Treatment with potassium or sodium citrate has been shown to substantially reduce the recurrence of kidney stones in patients with low levels of citrate in the urine. Patients with renal tubular acidosis, chronic diarrhoeal states, and patients on thiazide diuretic therapy are all subject to hypocitraturia.

A small but specific group of people who form uric acid stones will benefit from alkalinisation of the urine with sodium bicarbonate, combined with allopurinol and a high fluid intake.

Uric acid stones may be both dissolved and prevented from further formation using this programme.

For most patients, however, a specific cause of stone formation will not be found despite metabolic investigations. In this situation, it is advisable to consume 2-3 litres of fluid per day, particularly during the summer months, in order to keep the urine dilute and prevent crystallisation. The water in Melbourne is not considered to be high in mineral content (hard water) and there is no need to drink distilled water or to filter your drinking water. Mineral water should be avoided, as it has a high mineral/calcium content.

It is advisable to avoid the excessive consumption of dairy food to that required for breakfast cereal, tea/coffee only.

Alcohol also tends to dehydrate the body and you should drink one glass of water for each glass of wine or beer consumed, in order to replace the fluid lost.
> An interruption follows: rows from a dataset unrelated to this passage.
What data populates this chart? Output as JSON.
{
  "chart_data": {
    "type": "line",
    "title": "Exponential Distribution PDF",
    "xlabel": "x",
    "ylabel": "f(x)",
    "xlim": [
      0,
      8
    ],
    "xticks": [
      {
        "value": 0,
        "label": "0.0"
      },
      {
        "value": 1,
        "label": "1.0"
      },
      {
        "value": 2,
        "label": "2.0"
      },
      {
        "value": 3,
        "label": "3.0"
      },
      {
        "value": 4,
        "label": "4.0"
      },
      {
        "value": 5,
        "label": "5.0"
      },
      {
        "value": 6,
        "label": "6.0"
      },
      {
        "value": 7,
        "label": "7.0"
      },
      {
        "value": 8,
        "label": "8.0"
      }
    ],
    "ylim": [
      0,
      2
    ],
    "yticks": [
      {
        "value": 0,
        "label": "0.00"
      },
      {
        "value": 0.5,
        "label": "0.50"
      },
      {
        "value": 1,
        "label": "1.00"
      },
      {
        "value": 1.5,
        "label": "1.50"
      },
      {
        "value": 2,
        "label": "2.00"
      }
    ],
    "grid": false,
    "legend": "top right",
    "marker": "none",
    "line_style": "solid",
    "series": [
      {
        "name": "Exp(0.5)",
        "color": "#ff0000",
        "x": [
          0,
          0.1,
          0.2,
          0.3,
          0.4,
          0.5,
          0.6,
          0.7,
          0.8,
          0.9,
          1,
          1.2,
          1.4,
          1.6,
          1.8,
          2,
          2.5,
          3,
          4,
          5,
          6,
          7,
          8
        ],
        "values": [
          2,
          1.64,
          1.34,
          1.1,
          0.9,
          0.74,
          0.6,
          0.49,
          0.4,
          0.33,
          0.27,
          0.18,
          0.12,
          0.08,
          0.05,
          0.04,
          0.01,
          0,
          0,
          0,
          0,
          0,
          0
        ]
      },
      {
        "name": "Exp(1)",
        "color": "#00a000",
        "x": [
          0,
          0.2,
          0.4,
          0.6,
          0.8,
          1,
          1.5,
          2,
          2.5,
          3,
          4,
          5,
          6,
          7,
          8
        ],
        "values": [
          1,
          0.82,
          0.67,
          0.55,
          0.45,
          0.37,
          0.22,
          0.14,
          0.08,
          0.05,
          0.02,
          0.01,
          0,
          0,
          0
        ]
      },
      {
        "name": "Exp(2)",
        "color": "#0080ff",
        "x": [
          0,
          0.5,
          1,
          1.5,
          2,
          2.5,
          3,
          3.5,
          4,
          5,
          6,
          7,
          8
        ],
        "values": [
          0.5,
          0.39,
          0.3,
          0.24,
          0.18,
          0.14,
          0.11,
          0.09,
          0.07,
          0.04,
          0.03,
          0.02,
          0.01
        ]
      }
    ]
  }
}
Soft drinks (except Coca-Cola), fruit juice, soda water, and tap water are the best forms of fluid replacement.

Cooking salt is known to increase the urinary production of calcium, and salt should therefore not be added to your food, either during cooking or at mealtimes.

Finally, if there is a structural abnormality to the drainage of your kidney, then corrective surgery may be required to allow the urine to drain freely from the kidney and prevent stone formation.